Question
Plucene installed succesfully with BackEnd parsers and updated CPAN libraries. Index is succesful (topics & attachments) but search doesn't return results from attachments (it seems to only search within topics). Any suggestion on how to debug it? Plucene Index log shows succesful and Apache log doesnt mention anything regarding plucene.
Environment
--
MiloValenzuela - 17 Nov 2006
Answer
If you answer a question - or someone answered one of your questions - please remember to edit the page and set the status to answered. The status selector is below the edit box.
As it says in the
SearchEnginePluceneAddOn topic, it doesn't index in attachments.

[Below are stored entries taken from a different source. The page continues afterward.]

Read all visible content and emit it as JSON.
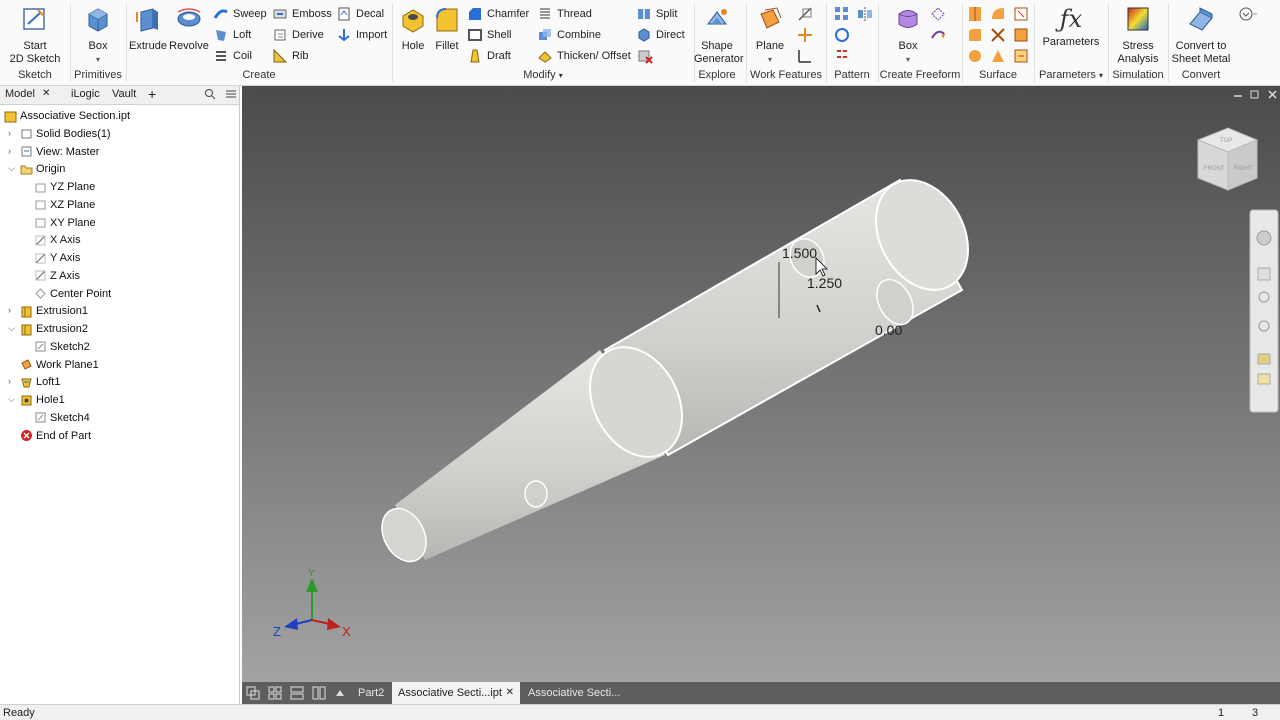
{
  "ribbon": {
    "sketch": {
      "start_label": "Start\n2D Sketch",
      "panel": "Sketch"
    },
    "primitives": {
      "box_label": "Box",
      "panel": "Primitives"
    },
    "create": {
      "extrude": "Extrude",
      "revolve": "Revolve",
      "sweep": "Sweep",
      "loft": "Loft",
      "coil": "Coil",
      "emboss": "Emboss",
      "derive": "Derive",
      "rib": "Rib",
      "decal": "Decal",
      "import": "Import",
      "panel": "Create"
    },
    "modify": {
      "hole": "Hole",
      "fillet": "Fillet",
      "chamfer": "Chamfer",
      "shell": "Shell",
      "draft": "Draft",
      "thread": "Thread",
      "combine": "Combine",
      "thicken": "Thicken/ Offset",
      "split": "Split",
      "direct": "Direct",
      "panel": "Modify"
    },
    "explore": {
      "shape_generator": "Shape\nGenerator",
      "panel": "Explore"
    },
    "work_features": {
      "plane": "Plane",
      "panel": "Work Features"
    },
    "pattern": {
      "panel": "Pattern"
    },
    "freeform": {
      "box": "Box",
      "panel": "Create Freeform"
    },
    "surface": {
      "panel": "Surface"
    },
    "parameters": {
      "label": "Parameters",
      "panel": "Parameters"
    },
    "simulation": {
      "label": "Stress\nAnalysis",
      "panel": "Simulation"
    },
    "convert": {
      "label": "Convert to\nSheet Metal",
      "panel": "Convert"
    }
  },
  "browser": {
    "tabs": [
      "Model",
      "iLogic",
      "Vault"
    ],
    "tree": [
      {
        "label": "Associative Section.ipt",
        "icon": "part-icon"
      },
      {
        "label": "Solid Bodies(1)",
        "icon": "solid-bodies-icon"
      },
      {
        "label": "View: Master",
        "icon": "view-icon"
      },
      {
        "label": "Origin",
        "icon": "folder-icon"
      },
      {
        "label": "YZ Plane",
        "icon": "plane-icon"
      },
      {
        "label": "XZ Plane",
        "icon": "plane-icon"
      },
      {
        "label": "XY Plane",
        "icon": "plane-icon"
      },
      {
        "label": "X Axis",
        "icon": "axis-icon"
      },
      {
        "label": "Y Axis",
        "icon": "axis-icon"
      },
      {
        "label": "Z Axis",
        "icon": "axis-icon"
      },
      {
        "label": "Center Point",
        "icon": "point-icon"
      },
      {
        "label": "Extrusion1",
        "icon": "extrusion-icon"
      },
      {
        "label": "Extrusion2",
        "icon": "extrusion-icon"
      },
      {
        "label": "Sketch2",
        "icon": "sketch-icon"
      },
      {
        "label": "Work Plane1",
        "icon": "work-plane-icon"
      },
      {
        "label": "Loft1",
        "icon": "loft-icon"
      },
      {
        "label": "Hole1",
        "icon": "hole-icon"
      },
      {
        "label": "Sketch4",
        "icon": "sketch-icon"
      },
      {
        "label": "End of Part",
        "icon": "end-of-part-icon"
      }
    ]
  },
  "viewport": {
    "dim1": "1.500",
    "dim2": "1.250",
    "dim3": "0.00",
    "axis_x": "X",
    "axis_y": "Y",
    "axis_z": "Z",
    "viewcube_front": "FRONT",
    "viewcube_right": "RIGHT",
    "viewcube_top": "TOP"
  },
  "doc_tabs": [
    {
      "label": "Part2",
      "active": false
    },
    {
      "label": "Associative Secti...ipt",
      "active": true
    },
    {
      "label": "Associative Secti...",
      "active": false
    }
  ],
  "status": {
    "text": "Ready",
    "count1": "1",
    "count2": "3"
  },
  "colors": {
    "accent_blue": "#2a6fd6",
    "ribbon_orange": "#f0a030",
    "viewport_top": "#4b4b4b",
    "part_body": "#d8d8d4"
  }
}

You might consider using the
SearchEngineSwishEAddOn instead.
--
CrawfordCurrie - 16 Dec 2006
Actually,
SearchEnginePluceneAddOn is indexing attachments. I am not sure however how to debug your case.
--
PeterThoeny - 16 Dec 2006
Is there any way to identify "what" gets indexed? I assume that by indexing it means that it converts to some sort of text format the attachments so that they can be searched afterwards. Is there any way to check this?
--
MiloValenzuela - 21 Dec 2006
Sorry, you are right, it indexes PDF, HTML and text attachments, but not office or M$ documents, which is why never started using it.
There appears to a system in Plucene for plugging in "back end parsers" which I assume are responsible for converting the attachments to a canonical (indexable) form. Whether that is text or not.....
--
CrawfordCurrie - 22 Dec 2006
It also indexes M$ documents if you install the
ExtraBackendParsers.zip parsers attached to the
SearchEnginePluceneAddOnDev topic.
--
PeterThoeny - 24 Dec 2006
I did installed the plugins you mention (with their respective dependencies)...No luck...do you know where could it be the "canonical form" that
CrawfordCurrie mentioned?
--
MiloValenzuela - 29 Dec 2006
The backend parsers transform a proprietary format (.doc, .pdf) into an intermediate html for indexing. Sorry, I am not that familiar with the add-on to help debug.
--
PeterThoeny - 29 Dec 2006